Addirittura, per il guanciale, il disciplinare parla chiaro. Specifica che “deve essere ottenuto dalla guancia fresca del suino pesante rifilata a forma di triangolo, partendo dalla gola e deve avere forma a triangolo a base arrotondata. Il colore bianco screziato di rosso all’interno, parte grassa che prevale sulla parte magra, stagionatura minimo 30 giorni dalla salatura“.

6. Non saper scegliere tra bucatini, spaghetti o pasta corta

piatto di rigatoni all'amatriciana

L’immaginario collettivo associa l’amatriciana alla pasta lunga: o spaghetti o bucatini, quel peculiare formato simile a uno spaghetto ma più spesso e con un foro che lo percorre. Questa scelta è davvero legata soprattutto al gusto personale e a come si ama gustare una pietanza del genere: c’è chi preferisce avviluppare gli ingredienti in spaghetti o pasta lunga, e chi ama la “monoporzione” di una pasta corta che racchiuda sugo o condimento. Fausto Soldini, per esempio, è di questa seconda scuola: “io userei i rigatoni pure al posto del cappuccino la mattina, ma l’esperienza nei ristoranti all’estero mi ha insegnato che non tutti riescono a gestire lo spaghetto“. Dunque, anche i rigatoni all’amatriciana sono da provare!

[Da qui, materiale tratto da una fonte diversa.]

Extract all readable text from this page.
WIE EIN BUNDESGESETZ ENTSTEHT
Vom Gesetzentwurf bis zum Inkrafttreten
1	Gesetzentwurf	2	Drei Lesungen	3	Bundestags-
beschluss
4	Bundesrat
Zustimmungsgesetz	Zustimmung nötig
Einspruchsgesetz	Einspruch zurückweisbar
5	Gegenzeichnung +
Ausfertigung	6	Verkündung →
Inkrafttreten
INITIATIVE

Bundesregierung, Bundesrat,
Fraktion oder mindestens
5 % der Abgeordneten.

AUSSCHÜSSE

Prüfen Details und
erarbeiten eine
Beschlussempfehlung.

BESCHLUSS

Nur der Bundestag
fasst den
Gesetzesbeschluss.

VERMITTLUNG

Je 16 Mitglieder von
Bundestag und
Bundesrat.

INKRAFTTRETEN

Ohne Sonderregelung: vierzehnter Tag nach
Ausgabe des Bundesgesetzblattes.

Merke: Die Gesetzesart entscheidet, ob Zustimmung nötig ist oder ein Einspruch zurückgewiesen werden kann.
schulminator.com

7. Servirla con un vino poco adatto

Il nostro bel disciplinare ammette vino bianco per sfumare e arricchire ulteriormente le note aromatiche di questa semplice e appagante pietanza. Il dubbio tuttavia si insinua, riguardo a quale vino scegliere per accompagnare l’amatriciana una volta servita. Ecco, la risposta non è scontata, perché subisce tante varianti. La nostra amatriciana potrebbe venirci più acida (anche in base al pomodoro scelto), più “carica” (in base a quanto pecorino e/o peperoncino o pepe inseriamo). Ci affidiamo al nostro Luciano Fiordiponti, che ci chiarisce in merito: “un bel cesanese di Olevano Romano (che attualmente è la zona che dà vini più interessanti rispetto la DOCG del Piglio) o anche un Ciliegiolo di Narni, ma che abbiano un minimo di anni sulle spalle. Mi orienterei su un rosso con moderata tannicità e moderata acidità, ma non un morbidone (come un primitivo di manduria, per esempio); che abbia un persistenza sensibile ma non eterna“.